MARIA NADIA COVINI, LUDOVICO MARIA SFORZA (SALERNO EDITRICE, PP. 296, EURO 26) Nella Pala Sforzesca, conservata alla Pinacoteca di Brera, Ludovico è rappresentato in maniera sfarzosa – davanti alla Vergine col Bambino – e protetto da sant’Ambrogio, che gli pone la mano sulla spalla.

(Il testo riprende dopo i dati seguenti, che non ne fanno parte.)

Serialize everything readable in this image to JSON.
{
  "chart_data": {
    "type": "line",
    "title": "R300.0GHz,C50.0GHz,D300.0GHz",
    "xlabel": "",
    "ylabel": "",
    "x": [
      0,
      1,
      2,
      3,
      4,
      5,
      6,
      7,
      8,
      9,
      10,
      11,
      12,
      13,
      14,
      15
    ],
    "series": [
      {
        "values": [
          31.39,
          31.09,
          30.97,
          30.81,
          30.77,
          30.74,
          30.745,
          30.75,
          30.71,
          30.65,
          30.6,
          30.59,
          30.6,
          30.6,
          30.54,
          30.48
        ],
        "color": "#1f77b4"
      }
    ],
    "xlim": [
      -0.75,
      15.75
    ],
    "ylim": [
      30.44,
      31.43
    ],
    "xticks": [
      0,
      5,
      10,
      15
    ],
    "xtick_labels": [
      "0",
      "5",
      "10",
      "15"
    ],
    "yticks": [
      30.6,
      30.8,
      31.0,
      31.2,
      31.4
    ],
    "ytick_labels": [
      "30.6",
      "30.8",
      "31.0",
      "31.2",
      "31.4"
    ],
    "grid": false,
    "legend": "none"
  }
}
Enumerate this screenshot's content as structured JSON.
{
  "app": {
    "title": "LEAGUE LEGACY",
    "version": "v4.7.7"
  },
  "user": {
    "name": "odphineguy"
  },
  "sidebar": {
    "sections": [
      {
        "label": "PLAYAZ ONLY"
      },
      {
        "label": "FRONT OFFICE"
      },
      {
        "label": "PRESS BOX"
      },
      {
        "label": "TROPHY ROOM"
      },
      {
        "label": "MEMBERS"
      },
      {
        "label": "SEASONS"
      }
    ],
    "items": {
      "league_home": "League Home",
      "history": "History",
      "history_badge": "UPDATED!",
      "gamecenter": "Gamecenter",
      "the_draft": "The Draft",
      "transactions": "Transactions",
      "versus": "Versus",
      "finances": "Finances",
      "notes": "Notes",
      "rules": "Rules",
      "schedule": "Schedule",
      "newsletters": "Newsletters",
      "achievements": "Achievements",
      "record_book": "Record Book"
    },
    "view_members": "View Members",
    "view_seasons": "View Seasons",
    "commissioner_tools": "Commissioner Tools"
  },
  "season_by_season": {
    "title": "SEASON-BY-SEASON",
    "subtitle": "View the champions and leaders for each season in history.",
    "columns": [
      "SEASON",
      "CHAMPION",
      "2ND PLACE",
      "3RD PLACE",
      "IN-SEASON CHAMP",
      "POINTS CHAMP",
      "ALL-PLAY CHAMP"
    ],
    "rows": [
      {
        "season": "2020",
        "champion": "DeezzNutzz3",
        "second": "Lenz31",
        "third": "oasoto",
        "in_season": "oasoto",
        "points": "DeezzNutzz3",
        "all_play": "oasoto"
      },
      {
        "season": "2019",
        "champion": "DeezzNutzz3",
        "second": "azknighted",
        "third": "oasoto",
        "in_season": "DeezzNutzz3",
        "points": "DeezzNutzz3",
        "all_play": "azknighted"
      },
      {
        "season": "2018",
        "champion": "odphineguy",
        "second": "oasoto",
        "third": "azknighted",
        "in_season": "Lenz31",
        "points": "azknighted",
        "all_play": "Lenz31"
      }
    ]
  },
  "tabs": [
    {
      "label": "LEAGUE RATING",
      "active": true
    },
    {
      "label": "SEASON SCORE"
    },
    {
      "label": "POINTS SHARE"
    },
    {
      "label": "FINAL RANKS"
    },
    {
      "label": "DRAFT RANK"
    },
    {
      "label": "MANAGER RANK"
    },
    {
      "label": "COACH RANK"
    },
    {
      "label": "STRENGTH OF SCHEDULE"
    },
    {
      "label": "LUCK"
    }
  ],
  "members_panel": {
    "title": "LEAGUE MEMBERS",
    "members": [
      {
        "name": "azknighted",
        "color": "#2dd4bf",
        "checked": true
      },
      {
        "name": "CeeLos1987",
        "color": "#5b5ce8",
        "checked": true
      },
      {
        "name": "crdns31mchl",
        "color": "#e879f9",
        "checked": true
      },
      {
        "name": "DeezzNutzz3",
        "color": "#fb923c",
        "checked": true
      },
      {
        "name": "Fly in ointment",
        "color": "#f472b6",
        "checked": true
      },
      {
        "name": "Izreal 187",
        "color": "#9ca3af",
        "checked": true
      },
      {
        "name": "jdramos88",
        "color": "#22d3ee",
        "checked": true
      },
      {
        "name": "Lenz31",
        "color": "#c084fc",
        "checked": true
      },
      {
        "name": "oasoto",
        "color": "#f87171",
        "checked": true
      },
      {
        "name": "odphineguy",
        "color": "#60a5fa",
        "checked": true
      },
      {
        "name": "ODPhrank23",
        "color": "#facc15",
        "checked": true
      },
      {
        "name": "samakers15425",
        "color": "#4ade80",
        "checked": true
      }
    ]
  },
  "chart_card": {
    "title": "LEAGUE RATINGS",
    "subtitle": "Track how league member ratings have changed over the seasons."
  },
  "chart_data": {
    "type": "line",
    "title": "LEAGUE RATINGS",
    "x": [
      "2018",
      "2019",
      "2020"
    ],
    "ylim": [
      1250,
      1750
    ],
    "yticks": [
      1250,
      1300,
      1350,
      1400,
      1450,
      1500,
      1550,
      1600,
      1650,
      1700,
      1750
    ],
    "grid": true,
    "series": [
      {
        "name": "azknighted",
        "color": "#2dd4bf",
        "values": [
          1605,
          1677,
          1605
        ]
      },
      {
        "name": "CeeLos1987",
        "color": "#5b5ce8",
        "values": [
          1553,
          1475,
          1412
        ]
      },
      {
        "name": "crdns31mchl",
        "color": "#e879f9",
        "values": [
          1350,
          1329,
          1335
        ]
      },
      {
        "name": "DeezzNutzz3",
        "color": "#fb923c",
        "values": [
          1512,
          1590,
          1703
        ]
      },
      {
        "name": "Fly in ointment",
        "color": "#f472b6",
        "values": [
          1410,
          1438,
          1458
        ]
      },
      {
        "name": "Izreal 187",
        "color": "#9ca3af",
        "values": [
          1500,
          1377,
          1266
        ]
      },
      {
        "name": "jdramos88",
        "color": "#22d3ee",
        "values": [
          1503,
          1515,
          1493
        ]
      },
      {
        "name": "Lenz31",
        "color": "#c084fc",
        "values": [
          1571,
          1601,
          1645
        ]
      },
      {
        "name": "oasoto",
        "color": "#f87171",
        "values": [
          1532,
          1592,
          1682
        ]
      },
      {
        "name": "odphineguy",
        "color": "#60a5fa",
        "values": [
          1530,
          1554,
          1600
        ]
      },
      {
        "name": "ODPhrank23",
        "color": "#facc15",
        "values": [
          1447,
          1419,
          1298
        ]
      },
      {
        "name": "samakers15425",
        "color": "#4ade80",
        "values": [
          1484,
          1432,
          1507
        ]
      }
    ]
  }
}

Chi vuole addentrarsi nella storia lombarda e rinascimentale, non potrà non imbattersi nella figura di questo settimo duca di Milano, nato nel 1452 e morto nel 1508, conosciuto come Il Moro, nomignolo che gli viene dato perché ha i capelli corvini e la pelle olivastra.

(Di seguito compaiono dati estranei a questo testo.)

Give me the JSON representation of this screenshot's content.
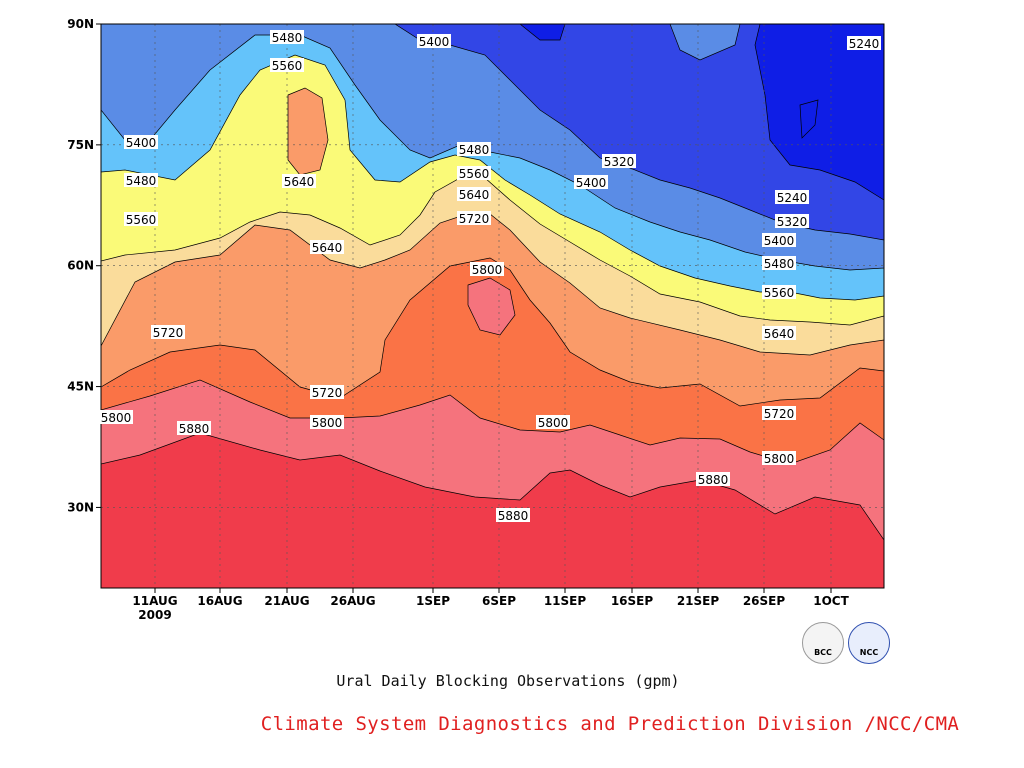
{
  "chart_data": {
    "type": "contour",
    "title": "Ural Daily Blocking Observations (gpm)",
    "credit": "Climate System Diagnostics and Prediction Division /NCC/CMA",
    "x_ticks": [
      "11AUG",
      "16AUG",
      "21AUG",
      "26AUG",
      "1SEP",
      "6SEP",
      "11SEP",
      "16SEP",
      "21SEP",
      "26SEP",
      "1OCT"
    ],
    "x_year": "2009",
    "y_ticks": [
      "30N",
      "45N",
      "60N",
      "75N",
      "90N"
    ],
    "y_values": [
      30,
      45,
      60,
      75,
      90
    ],
    "ylim": [
      20,
      90
    ],
    "grid": true,
    "levels": [
      5240,
      5320,
      5400,
      5480,
      5560,
      5640,
      5720,
      5800,
      5880
    ],
    "fill_colors": [
      "#0f1ee6",
      "#3246e6",
      "#5a8ce6",
      "#64c3fa",
      "#fafa78",
      "#fadc9b",
      "#fa9b69",
      "#fa7346",
      "#f5737d",
      "#f03c4b"
    ],
    "contour_labels": [
      {
        "text": "5480"
      },
      {
        "text": "5560"
      },
      {
        "text": "5400"
      },
      {
        "text": "5240"
      },
      {
        "text": "5400"
      },
      {
        "text": "5480"
      },
      {
        "text": "5640"
      },
      {
        "text": "5560"
      },
      {
        "text": "5560"
      },
      {
        "text": "5640"
      },
      {
        "text": "5720"
      },
      {
        "text": "5800"
      },
      {
        "text": "5800"
      },
      {
        "text": "5880"
      },
      {
        "text": "5800"
      },
      {
        "text": "5880"
      },
      {
        "text": "5720"
      },
      {
        "text": "5480"
      },
      {
        "text": "5560"
      },
      {
        "text": "5640"
      },
      {
        "text": "5720"
      },
      {
        "text": "5800"
      },
      {
        "text": "5320"
      },
      {
        "text": "5400"
      },
      {
        "text": "5240"
      },
      {
        "text": "5320"
      },
      {
        "text": "5400"
      },
      {
        "text": "5480"
      },
      {
        "text": "5560"
      },
      {
        "text": "5640"
      },
      {
        "text": "5720"
      },
      {
        "text": "5800"
      },
      {
        "text": "5880"
      }
    ]
  },
  "logos": {
    "bcc": "BCC",
    "ncc": "NCC"
  }
}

Maria Nadia Covini, docente di Storia medievale all’Università degli Studi di Milano, in ‘Ludovico Maria Sforza’, saggio uscito per Salerno Editrice, traccia un ampio profilo di questo importante uomo politico e racconta della sua corte, meta di intellettuali e artisti come Bramante e Leonardo, coetaneo del Moro.
Il volume riempie un vuoto perché una vera e prioria biografia di Ludovico Maria Sforza non è mai stata scritta” e “la cosa è abbastanza sorprendente”, commenta l’autrice. Una delle spiegazioni è che “la Lombardia ducale, presso gli storici stranieri ma anche nella storiografia italiana, non ha avuto la stessa fascinazione delle repubbliche, per esempio quella veneta e quella fiorentina”, osserva.
Ludovico riuscì a salire al potere pur essendo “un cadetto destinato a un profilo politico minore”, arrivò al traguardo, “superò insidie e ostacoli provenienti da molti avversari e nemici” ed “è più che fondato il sospetto che facesse uccidere il giovane nipote duca, avvelenandolo, per prendere il suo posto”. Fatale, invece, per il Moro si rivelò “Luigi XII che prima, da duca di Orléans, lo contrastò occupando Novara nel 1495, e nel 1500 diventato re di Francia lo sconfisse e lo relegò in una prigione presso Tours, dove restò rinchiuso fino alla fine dei suoi giorni”.
La Milano di Ludovico era una città brillante, piena di artisti e intellettuali. Leonardo si presenta al duca con un curriculum in cui spiega di essere abile nel disegno, nella scultura, nella costruzione di macchine belliche, congegni idraulici, musica e poesia. Il Cenacolo è una delle opere che Ludovico commissiona al genio fiorentino. Al riguardo si narrano svariati aneddoti:”Sono proverbiali i ritardi di Leonardo per l’esecuzione del Cenacolo. Secondo un famoso brano di una novella di Matteo Bandello, al tempo in cui dipingeva l’Ultima cena per i frati di Santa Maria delle Grazie, Leonardo andava nel refettorio, saliva sui ponteggi, dava qualche pennellata svogliatamente e poi si allontanava e non si faceva trovare”, scrive Covini. Leonardo, infatti, era un sognatore e “amava vagare con la mente”, “amava guardare e disegnare le nuvole, si incantava a vedere i giochi dell’acqua e i voli degli uccelli, o si soffermava ad ammirare un muro scrostato vedendovi dei disegni immaginari”. Quanto a Bramante, tra i lavori che l’architetto e pittore marchigiano realizza alla corte milanese del Moro: la ricostruzione della chiesa di San Satiro, la tribuna absidata di Santa Maria delle Grazie.